Starring Jean Rochefort, Johnny Hallyday, Isabelle Petit-Jacques.
Produced France 2002. French with English subtitles.
Certificate (12A)
Running time 90 mins.
Bringing together two of France’s best known performers, veterans Jean Rochefort (whose familiar hang dog features were last seen in LOST IN LA MANCHA) and pop icon Johnny Hallyday, L’HOMME DU TRAIN offers further confirmation of Leconte’s (MONSIEUR HIRE, RIDICULE, THE WIDOW OF SAINT PIERRE) versatility as a director. Rochefort plays Monsieur Manesquier, a retired school teacher who has lived all his life in a small provincial town, now rattling around home alone in the rambling family pile. His life is comfortable but routine in the extreme, even in the smallest detail. Hallyday is Milan, an ageing criminal who arrives in town to case out the bank, and who by dint of circumstance winds up staying as Manesquier’s reluctant house guest. The two could not be less alike, but as erudite, charming host and taciturn tough guy rub along together.

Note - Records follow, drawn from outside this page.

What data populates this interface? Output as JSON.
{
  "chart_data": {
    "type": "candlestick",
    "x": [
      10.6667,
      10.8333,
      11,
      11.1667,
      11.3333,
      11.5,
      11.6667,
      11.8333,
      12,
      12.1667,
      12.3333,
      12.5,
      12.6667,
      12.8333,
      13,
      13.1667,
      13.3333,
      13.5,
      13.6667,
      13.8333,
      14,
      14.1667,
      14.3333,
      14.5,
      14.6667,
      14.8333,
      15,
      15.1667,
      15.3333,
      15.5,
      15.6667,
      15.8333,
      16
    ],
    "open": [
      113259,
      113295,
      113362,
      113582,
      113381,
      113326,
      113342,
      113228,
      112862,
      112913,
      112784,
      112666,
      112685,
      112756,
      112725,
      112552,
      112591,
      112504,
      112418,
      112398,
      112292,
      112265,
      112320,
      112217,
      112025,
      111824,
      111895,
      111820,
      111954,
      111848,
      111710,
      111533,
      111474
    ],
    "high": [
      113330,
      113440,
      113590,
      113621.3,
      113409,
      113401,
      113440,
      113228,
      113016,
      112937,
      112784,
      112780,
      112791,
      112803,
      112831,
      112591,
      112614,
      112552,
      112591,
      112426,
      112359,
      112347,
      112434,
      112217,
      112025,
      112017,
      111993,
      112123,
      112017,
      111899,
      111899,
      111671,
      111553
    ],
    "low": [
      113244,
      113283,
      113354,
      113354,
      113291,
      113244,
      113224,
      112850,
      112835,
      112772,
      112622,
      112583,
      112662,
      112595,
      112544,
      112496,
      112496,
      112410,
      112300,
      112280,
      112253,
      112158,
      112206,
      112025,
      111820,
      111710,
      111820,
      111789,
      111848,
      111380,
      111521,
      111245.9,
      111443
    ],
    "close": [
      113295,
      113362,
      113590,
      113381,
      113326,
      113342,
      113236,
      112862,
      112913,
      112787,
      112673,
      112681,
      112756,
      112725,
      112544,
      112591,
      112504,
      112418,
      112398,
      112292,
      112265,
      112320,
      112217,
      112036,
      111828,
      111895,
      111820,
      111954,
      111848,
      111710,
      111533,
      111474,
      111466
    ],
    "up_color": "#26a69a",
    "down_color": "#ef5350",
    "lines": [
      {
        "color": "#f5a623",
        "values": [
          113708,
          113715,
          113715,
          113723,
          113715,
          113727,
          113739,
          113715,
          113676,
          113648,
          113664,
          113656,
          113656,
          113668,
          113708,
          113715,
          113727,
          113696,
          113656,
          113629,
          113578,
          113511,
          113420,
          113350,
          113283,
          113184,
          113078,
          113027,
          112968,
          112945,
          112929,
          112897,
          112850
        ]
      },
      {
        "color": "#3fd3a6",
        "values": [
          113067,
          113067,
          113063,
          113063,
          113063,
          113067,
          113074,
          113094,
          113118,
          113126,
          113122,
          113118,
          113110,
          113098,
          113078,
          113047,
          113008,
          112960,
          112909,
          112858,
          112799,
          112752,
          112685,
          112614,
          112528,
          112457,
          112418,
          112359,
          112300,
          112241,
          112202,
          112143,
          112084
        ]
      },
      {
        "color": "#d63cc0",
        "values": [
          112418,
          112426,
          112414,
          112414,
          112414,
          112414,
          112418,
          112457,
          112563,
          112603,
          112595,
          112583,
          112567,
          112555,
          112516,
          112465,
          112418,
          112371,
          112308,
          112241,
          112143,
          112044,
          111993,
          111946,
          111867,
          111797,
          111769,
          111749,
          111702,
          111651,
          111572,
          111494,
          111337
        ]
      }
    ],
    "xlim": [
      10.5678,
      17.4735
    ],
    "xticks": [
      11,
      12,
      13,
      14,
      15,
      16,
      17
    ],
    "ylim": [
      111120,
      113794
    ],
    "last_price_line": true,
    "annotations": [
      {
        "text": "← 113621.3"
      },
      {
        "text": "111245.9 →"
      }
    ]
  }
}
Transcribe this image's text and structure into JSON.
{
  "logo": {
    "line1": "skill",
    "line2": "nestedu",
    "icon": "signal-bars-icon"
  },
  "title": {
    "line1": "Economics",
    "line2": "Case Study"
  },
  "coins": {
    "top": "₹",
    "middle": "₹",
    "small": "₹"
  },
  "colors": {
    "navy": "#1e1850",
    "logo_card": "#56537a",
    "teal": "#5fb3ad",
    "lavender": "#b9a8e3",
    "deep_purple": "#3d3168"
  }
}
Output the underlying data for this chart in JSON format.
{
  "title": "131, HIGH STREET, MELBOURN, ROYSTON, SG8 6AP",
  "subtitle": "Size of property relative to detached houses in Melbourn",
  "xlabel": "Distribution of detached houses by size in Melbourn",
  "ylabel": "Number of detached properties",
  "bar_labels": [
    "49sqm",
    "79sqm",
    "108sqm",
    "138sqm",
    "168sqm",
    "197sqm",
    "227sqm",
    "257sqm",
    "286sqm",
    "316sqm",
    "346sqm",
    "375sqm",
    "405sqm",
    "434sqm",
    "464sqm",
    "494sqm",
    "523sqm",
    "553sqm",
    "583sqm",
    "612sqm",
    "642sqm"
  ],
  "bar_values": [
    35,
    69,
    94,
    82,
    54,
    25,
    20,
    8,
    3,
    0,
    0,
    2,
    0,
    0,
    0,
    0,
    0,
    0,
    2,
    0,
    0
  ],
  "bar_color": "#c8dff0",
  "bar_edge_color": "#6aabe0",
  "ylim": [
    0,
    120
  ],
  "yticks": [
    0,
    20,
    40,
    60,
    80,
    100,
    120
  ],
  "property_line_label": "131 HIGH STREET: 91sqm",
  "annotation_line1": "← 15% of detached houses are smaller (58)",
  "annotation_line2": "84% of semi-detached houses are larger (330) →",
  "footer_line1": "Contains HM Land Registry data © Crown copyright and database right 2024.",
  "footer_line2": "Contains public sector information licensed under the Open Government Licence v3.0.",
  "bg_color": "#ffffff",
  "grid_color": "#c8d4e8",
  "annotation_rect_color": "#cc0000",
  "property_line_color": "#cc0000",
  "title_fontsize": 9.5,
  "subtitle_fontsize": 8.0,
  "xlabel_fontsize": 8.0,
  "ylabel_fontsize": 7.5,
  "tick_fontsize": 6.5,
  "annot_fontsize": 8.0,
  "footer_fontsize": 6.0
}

Delightfully wistful in tone, the chemistry between Rochefort and Hallyday is pleasurably palpable.
LILYA 4-EVER
Directed by Lukas Moodysson.
Starring Oksana Akinshina, Artiom Bogucharskij, Elina Benenson.
Produced Sweden 2002.
Certificate (18)
Running time 109 mins.
The winner of five major prizes at Sweden’s 38th Guldbagge Awards (including Best Director and Best Actress for Russian born Oksana Akinshina), Moodysson’s (SHOW ME LOVE) follow up to the sublime TOGETHER is a harrowing and sobering work about adults’ neglect and abuse of young people. Lilya (Akinshina) is 16 and lives in a dismal suburb in a nameless town in the former Soviet Union. Abandoned by her mother and bullied by a wicked aunt, her only comfort comes from Volodya (Bogucharskij), a good-hearted younger boy who she befriends. Hope arrives when Lilya meets and falls in love with Andrei (Ponomaryov), who asks her to move to Sweden with him and begin a new life. Full of anticipation she boards the plane, unaware that her dreams are about to turn into nightmares. A brave and compelling move after the feel-good TOGETHER, the film confirms Moodysson as one of Sweden’s most accomplished, daring and insightful directors.